This work proposes MERA, a novel framework addressing two critical challenges in protein active site prediction: the fragility of single-instance predictions due to sparse training data and performance degradation caused by unreliable modalities dominating multimodal fusion. MERA introduces, for the first time, a retrieval-augmented mechanism that dynamically aggregates contextual information through a hierarchical multi-expert retrieval system operating at the chain, sequence, and active site levels. It further integrates residue-level mixture-of-experts gating with a modality reliability assessment grounded in Dempster–Shafer evidence theory to enable robust multimodal fusion. Evaluated on the ProTAD-Gen and TS125 datasets, MERA achieves 90% AUPRC and significantly outperforms existing methods in peptide binding site identification, demonstrating its effectiveness and state-of-the-art performance.
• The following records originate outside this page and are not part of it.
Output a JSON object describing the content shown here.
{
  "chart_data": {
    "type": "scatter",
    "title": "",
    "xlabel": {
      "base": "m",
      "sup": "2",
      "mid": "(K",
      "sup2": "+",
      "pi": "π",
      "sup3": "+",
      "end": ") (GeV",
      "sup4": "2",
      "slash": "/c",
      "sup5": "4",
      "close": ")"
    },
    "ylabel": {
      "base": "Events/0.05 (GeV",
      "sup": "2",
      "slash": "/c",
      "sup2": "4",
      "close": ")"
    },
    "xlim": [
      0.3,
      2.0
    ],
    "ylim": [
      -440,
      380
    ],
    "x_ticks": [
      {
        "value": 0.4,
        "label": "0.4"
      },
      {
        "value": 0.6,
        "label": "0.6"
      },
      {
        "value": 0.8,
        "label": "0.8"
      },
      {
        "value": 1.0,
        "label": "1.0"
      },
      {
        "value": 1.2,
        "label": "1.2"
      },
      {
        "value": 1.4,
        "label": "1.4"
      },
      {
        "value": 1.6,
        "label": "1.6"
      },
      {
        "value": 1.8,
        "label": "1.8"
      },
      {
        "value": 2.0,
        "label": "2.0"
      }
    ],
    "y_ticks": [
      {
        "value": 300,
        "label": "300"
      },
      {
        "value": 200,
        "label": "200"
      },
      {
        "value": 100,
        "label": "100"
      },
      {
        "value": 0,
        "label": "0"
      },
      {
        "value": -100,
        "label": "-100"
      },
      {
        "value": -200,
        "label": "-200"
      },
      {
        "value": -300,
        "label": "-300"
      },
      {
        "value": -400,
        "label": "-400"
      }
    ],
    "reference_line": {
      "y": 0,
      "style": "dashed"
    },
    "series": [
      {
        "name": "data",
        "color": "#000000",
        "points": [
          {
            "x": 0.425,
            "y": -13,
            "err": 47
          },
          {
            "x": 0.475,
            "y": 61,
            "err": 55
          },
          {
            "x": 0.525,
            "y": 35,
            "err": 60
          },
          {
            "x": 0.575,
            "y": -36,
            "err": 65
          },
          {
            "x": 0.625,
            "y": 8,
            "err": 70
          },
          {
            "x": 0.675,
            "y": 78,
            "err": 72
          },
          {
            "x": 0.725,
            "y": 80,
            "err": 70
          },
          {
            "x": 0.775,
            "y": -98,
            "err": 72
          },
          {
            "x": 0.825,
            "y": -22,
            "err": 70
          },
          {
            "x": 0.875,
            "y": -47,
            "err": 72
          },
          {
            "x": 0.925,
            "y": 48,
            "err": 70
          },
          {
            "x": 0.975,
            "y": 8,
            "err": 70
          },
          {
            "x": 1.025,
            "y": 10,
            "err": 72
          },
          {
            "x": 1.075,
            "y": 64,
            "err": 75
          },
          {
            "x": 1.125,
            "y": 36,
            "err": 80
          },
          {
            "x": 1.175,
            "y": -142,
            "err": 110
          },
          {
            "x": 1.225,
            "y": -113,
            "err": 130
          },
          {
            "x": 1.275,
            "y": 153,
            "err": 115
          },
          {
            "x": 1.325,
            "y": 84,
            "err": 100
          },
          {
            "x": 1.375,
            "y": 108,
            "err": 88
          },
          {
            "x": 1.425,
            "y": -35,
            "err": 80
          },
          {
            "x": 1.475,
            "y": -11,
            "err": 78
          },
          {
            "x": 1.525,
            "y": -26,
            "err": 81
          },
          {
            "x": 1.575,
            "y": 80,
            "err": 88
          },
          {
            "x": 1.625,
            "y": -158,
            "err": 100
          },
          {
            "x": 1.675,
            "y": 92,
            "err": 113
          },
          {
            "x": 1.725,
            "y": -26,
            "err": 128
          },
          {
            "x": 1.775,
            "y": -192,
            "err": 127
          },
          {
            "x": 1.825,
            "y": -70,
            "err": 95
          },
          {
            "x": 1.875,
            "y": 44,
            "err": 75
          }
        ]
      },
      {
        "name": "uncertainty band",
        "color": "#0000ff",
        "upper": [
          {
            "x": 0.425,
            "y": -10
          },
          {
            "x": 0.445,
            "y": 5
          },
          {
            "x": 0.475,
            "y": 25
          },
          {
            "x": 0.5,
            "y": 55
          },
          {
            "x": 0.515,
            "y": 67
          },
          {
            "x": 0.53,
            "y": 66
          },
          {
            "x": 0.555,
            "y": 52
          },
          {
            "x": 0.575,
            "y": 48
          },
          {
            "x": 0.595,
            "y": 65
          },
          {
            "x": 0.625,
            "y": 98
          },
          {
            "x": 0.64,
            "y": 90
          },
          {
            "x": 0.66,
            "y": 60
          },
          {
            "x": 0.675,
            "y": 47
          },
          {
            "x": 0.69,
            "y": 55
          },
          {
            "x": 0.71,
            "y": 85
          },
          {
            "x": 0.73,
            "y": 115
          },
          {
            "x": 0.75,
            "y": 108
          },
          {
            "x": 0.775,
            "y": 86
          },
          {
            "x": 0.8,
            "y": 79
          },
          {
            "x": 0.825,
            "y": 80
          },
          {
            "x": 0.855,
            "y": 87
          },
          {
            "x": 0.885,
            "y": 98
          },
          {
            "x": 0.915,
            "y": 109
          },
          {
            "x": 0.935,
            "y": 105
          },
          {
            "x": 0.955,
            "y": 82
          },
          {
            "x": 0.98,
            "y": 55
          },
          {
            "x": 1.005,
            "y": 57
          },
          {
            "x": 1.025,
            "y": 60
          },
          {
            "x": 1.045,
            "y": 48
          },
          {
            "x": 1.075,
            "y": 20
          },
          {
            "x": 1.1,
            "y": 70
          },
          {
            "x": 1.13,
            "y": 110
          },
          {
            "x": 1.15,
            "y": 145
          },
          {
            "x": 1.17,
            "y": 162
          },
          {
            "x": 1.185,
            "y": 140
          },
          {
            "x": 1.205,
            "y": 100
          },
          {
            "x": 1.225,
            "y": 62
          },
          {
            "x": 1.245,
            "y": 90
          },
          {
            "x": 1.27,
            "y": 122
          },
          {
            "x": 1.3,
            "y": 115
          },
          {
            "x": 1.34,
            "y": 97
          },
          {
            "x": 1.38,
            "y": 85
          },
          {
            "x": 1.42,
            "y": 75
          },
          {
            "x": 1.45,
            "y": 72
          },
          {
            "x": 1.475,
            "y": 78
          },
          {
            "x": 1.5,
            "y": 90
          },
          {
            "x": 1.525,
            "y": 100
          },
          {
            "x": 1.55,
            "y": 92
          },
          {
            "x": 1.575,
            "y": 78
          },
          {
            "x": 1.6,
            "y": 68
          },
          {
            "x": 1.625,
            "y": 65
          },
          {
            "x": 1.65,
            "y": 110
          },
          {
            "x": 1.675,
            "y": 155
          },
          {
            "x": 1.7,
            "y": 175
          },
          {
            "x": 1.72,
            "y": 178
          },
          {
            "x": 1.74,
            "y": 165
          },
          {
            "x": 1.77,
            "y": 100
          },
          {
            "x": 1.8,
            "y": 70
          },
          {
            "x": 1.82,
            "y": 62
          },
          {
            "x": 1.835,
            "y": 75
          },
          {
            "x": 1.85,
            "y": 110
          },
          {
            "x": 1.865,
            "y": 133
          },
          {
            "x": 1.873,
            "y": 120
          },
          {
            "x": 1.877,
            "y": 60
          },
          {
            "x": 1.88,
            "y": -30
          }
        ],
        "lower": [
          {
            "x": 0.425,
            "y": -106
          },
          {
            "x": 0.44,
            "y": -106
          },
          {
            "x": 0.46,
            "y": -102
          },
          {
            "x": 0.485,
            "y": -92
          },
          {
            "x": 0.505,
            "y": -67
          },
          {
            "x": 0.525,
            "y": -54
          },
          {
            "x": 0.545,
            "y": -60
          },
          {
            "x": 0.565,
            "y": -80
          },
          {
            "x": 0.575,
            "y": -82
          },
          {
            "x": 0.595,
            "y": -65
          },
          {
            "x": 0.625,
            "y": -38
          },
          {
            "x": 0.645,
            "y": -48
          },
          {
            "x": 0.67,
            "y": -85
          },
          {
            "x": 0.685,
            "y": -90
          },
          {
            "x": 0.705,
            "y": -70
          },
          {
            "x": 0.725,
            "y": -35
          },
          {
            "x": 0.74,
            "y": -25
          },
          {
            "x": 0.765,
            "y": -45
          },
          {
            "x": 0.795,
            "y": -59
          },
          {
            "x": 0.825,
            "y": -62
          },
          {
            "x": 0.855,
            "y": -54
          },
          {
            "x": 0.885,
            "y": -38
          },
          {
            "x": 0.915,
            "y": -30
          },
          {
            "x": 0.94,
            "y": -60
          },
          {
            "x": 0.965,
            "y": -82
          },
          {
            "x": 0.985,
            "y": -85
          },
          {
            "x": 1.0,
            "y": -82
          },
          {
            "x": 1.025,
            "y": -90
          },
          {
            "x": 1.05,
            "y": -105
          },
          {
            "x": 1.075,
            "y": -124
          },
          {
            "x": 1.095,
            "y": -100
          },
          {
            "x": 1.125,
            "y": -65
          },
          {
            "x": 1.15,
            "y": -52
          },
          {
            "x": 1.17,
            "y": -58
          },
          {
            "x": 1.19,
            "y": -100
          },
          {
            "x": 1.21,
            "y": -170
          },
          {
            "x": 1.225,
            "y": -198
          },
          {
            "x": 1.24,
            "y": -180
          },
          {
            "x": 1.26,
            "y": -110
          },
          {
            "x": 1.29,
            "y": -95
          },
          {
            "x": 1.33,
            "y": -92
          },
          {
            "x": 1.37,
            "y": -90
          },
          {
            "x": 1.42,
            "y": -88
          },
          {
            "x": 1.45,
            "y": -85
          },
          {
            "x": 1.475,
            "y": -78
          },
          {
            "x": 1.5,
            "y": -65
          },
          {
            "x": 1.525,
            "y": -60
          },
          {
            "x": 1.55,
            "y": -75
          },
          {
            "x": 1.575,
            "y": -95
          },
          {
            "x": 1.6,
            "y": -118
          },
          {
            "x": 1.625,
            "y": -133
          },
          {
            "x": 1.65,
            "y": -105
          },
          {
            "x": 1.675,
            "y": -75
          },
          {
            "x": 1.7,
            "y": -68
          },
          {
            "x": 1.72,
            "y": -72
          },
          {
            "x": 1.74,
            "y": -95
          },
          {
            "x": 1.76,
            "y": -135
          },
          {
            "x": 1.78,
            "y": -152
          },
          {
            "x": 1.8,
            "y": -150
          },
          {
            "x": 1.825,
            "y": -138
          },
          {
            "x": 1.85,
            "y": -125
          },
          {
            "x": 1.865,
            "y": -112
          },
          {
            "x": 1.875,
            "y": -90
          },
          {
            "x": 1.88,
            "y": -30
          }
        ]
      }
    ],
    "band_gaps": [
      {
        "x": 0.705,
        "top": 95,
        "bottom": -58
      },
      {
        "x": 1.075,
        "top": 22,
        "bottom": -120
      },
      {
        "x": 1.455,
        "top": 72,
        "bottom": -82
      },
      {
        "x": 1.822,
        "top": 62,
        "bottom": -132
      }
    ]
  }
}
Accurate identification of protein active sites at the residue level is crucial for understanding protein function and advancing drug discovery. However, current methods face two critical challenges: vulnerability in single-instance prediction due to sparse training data, and inadequate modality reliability estimation that leads to performance degradation when unreliable modalities dominate fusion processes. To address these challenges, we introduce Multimodal Mixture-of-Experts with Retrieval Augmentation (MERA), the first retrieval-augmented framework for protein active site identification. MERA employs hierarchical multi-expert retrieval that dynamically aggregates contextual information from chain, sequence, and active-site perspectives through residue-level mixture-of-experts gating. To prevent modality degradation, we propose a reliability-aware fusion strategy based on Dempster-Shafer evidence theory that quantifies modality trustworthiness through belief mass functions and learnable discounting coefficients, enabling principled multimodal integration. Extensive experiments on ProTAD-Gen and TS125 datasets demonstrate that MERA achieves state-of-the-art performance, with 90% AUPRC on active site prediction and significant gains on peptide-binding site identification, validating the effectiveness of retrieval-augmented multi-expert modeling and reliability-guided fusion.